The city’s three public library systems have a capital needs backlog of roughly $1 billion. In addition, the city cut $2.5 billion from the capital budget it passed in June and faces a $9 billion operating gap through fiscal 2021.

The New York Public Library’s flagship building in Midtown Manhattan.

Bloomberg News

Design-build, which combines design and construction bids into one contract, could accelerate smaller projects in particular, library officials said.

“A roof is a roof is a roof,” Iris Weinshall, chief operating officer of the New York Public Library, said on a Center for an Urban Future podcast about the city’s capital construction process. “You don’t need an engineer to engineer each and every roof project.

“We have to be able to use this design-build to be able to move things along on smaller projects so that we’re not sort of stuffing up the system.”

The New York Public Library oversees branches in Manhattan, the Bronx and Staten Island, while Queens and Brooklyn manage their own systems within the city’s umbrella.

Gov. Andrew Cuomo late in 2019 signed the NYC Design-Build Act, extending the option to all city agencies. The city could save up to $400 million in building costs through use of design-build project delivery following state clearance, Mayor Bill de Blasio has said.

Research by CUF has cited months-long delays and cost overruns in library and parks construction.

In January 2019, the city’s Department of Design and Construction began an overhaul to speed up capital projects and cut down on delays.

“This initiative is showing promise. In fact, it’s shaved months off the process,” said Jonathan Bowles, CUF’s executive director. “But it’s also very evident that significant delays and cost overruns continue, and that a lot more progress is needed, and not just by DDC.”

Lorraine Grillo is both DDC commissioner and president of the city’s School Construction Authority. She found DDC much more cumbersome to manage.

“I was amazed at the issues these folks have to confront every single say,” she said. “Part of it led to the blueprint we put together.”

Much work remains, according to Grillo. “Designs are taking just too long.”

Meanwhile, the state should also reconsider “really thorny issues” surrounding procurements including the requirement for low-bid contracts, said Eli Dvorkin, CUF’s editorial and policy director.

“A requirement or a regulation that was designed to save public dollars is having the opposite effect in many cases,” Dvorkin said. “I don’t think this is intuitive for a lot of folks.

“When the lowest bidder is not the most effective bidder, what does it mean for these projects? We’ve heard examples of projects having to change horses in mid-stream.
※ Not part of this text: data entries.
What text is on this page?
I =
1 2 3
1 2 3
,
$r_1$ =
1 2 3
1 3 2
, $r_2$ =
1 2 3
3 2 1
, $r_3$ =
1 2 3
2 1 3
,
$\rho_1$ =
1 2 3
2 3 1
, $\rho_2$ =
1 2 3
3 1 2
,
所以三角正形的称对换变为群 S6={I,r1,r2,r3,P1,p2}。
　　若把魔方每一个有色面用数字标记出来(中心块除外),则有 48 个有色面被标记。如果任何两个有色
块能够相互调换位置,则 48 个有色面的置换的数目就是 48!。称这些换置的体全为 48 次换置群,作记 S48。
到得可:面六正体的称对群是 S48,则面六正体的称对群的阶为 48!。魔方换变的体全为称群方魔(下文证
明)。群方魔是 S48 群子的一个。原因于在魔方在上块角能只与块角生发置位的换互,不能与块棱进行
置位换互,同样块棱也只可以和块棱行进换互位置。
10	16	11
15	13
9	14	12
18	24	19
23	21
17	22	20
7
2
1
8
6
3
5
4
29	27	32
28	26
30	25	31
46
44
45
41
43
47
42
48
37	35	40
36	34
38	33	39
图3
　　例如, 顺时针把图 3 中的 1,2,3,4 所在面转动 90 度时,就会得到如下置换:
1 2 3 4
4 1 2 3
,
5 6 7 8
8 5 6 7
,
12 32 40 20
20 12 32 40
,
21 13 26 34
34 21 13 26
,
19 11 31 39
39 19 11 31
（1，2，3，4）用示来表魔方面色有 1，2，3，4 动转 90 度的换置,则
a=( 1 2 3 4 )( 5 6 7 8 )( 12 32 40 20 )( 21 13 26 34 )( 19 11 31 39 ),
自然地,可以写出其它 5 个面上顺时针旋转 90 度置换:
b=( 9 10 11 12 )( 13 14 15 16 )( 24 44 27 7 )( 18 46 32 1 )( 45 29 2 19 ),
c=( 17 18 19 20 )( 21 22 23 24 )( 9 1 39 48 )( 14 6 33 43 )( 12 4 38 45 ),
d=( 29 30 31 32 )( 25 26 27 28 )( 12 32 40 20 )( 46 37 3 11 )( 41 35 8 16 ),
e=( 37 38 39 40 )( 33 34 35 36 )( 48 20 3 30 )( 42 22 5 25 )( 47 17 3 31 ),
You have trouble with a contractor, you need to switch gears and find somebody else to get the job done.”

Low bids invite change orders, which drive up project costs.

Obsolete building structures also pose a problem, said Queens Library president Dennis Wolcott.

“One of the things that we have faced is not just buildings that are 60 years old, but buildings that are ‘Lindsay boxes’ for a lot of us,” said Wolcott, referring to the shoebox-type library construction under Mayor John Lindsay in the 1960s. “As a result, they have outlived their usefulness.

“We’ve seen significant improvement but at the same time we have a long way to go ad understanding that the pandemic is going to interfere with that and the availability of capital dollars,” said Wolcott, who was the city’s schools chancellor from 2011 to 2013 under Mayor Michael Bloomberg.